The writing style is very readable, and the combination of a section retelling a myth with a section commenting on it is both effective and enjoyable to read. The main idea of this book is that the battle for mythic Britain was not “a struggle between factions of ancient gods and heroes, but rather a war of attrition, a continual reformulation and assertion of age-old archetypes in the garb most appropriate for the audience who heard their stories” (p. 192). Many of the mythic themes survived Christianization amazingly intact, and contributed to the uniqueness of the Christianity of the British Isles.
Much attention is given to heroic themes, and the authors hold that the mythic Hero is actually Everyman (and Everywoman), and the Gods, including by implication Yahweh, are “competing masks of the same ancient beings,” and that the masks are just the surface of what they represent (p. 220). Obviously, this is not a theological idea which most Heathens, nor for that matter most Christians would embrace wholeheartedly, but nevertheless it does open the door for fertile theorizing on such topics as the nature and essence of Divinity and the relationship between the Pantheons and Deities of different religions.

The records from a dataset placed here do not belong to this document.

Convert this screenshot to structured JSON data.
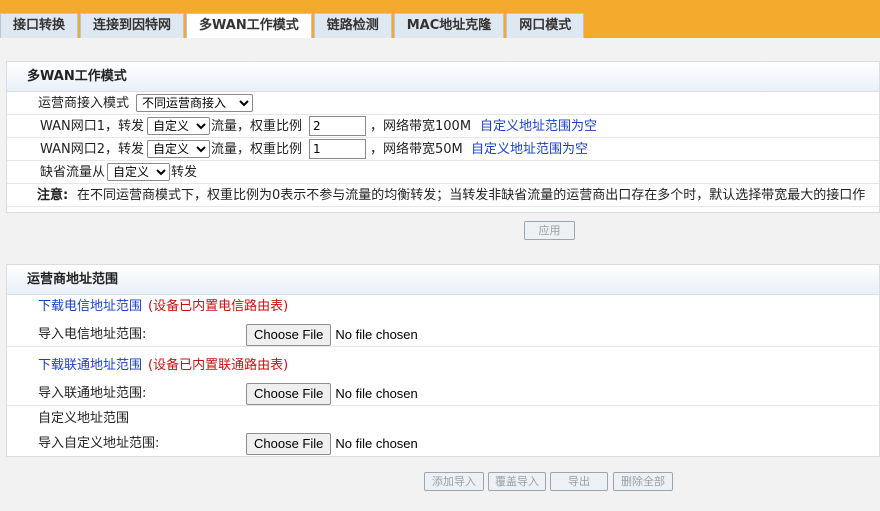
{
  "tabs": [
    "接口转换",
    "连接到因特网",
    "多WAN工作模式",
    "链路检测",
    "MAC地址克隆",
    "网口模式"
  ],
  "active_tab": 2,
  "section1": {
    "title": "多WAN工作模式",
    "mode_label": "运营商接入模式",
    "mode_value": "不同运营商接入",
    "wan1": {
      "prefix": "WAN网口1，转发",
      "select": "自定义",
      "mid": "流量，权重比例",
      "weight": "2",
      "bandwidth": "，网络带宽100M",
      "link": "自定义地址范围为空"
    },
    "wan2": {
      "prefix": "WAN网口2，转发",
      "select": "自定义",
      "mid": "流量，权重比例",
      "weight": "1",
      "bandwidth": "，网络带宽50M",
      "link": "自定义地址范围为空"
    },
    "default_prefix": "缺省流量从",
    "default_select": "自定义",
    "default_suffix": "转发",
    "note_label": "注意:",
    "note_text": "在不同运营商模式下，权重比例为0表示不参与流量的均衡转发；当转发非缺省流量的运营商出口存在多个时，默认选择带宽最大的接口作",
    "apply": "应用"
  },
  "section2": {
    "title": "运营商地址范围",
    "telecom_link": "下载电信地址范围",
    "telecom_note": "(设备已内置电信路由表)",
    "telecom_import": "导入电信地址范围:",
    "unicom_link": "下载联通地址范围",
    "unicom_note": "(设备已内置联通路由表)",
    "unicom_import": "导入联通地址范围:",
    "custom_title": "自定义地址范围",
    "custom_import": "导入自定义地址范围:",
    "choose_file": "Choose File",
    "no_file": "No file chosen"
  },
  "actions": [
    "添加导入",
    "覆盖导入",
    "导出",
    "删除全部"
  ]
}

The persistence of these mythical themes, both mythological and heroic, is due to the fact that “certain universal concerns remain constant: proper planting, fertile soil, a timely and sufficient harvest" (p. 220) and so “the battle for mythic Britain represents the ongoing attempt by humans everywhere to make sense of their present reality by drawing on those aspects of past traditions that fit the most appropriate mask” (p. 221).
The chapter headings of this work provide a good idea of what it contains: "The Pantheons", already alluded to in this review, "Deity Types," "Sacred Objects and Places," "Heroes and Heroines," "Creation and Apocalypse," and "The Sagas" (in the broader sense of the term, not just the Icelandic ones). The conclusion of the book is “Five Reflections on the Face of the Hero in the Medieval English Romance – Trials, Tribulations, and Transformative Quests.”

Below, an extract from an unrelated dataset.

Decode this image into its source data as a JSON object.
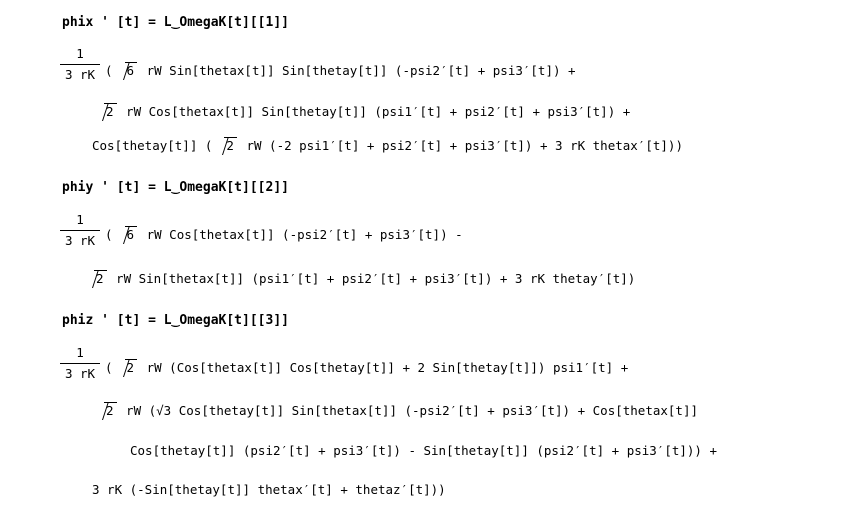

As I read Gods, Heroes, and Kings, I found that my overall impression of the book kept going up and down. The lack of footnotes is at least mildly disturbing in a scholarly work. However, the inclusion of fine a “further reading” section together with an impressive bibliography partly makes up for this serious flaw. I am left with the impression that it is trying to be both a scholarly and popular work, with mixed success.
For the Heathen reader, this book is a fine introduction to some of the major extant Celtic myths, and a good overview of our own lore. It is also a good beginning to the important and fascinating Heathen scholarly task of comparing and contrasting Germanic lore with that of the Celts, whose languages are related to our own tongues, and who are in terms of geography, history and culture even more closely our kin. This is a question which most serious Heathen scholars will sooner or later find themselves looking at. The book also provides much material for unraveling how ancient mythological themes continue to influence the core ideas of our culture, and shows one way in which our Gods and Goddesses managed to remain active among us during the centuries in which their worship, where it continued at all, was the furtive undertaking of a very few people.
All in all, I do recommend that you read Gods, Heroes, and Kings. It can be read and enjoyed on a number of different levels, and the fact that Oxford University Press chose to publish it says much. In addition, it is nice for a change to review a book that is in print and readily available at a reasonable price!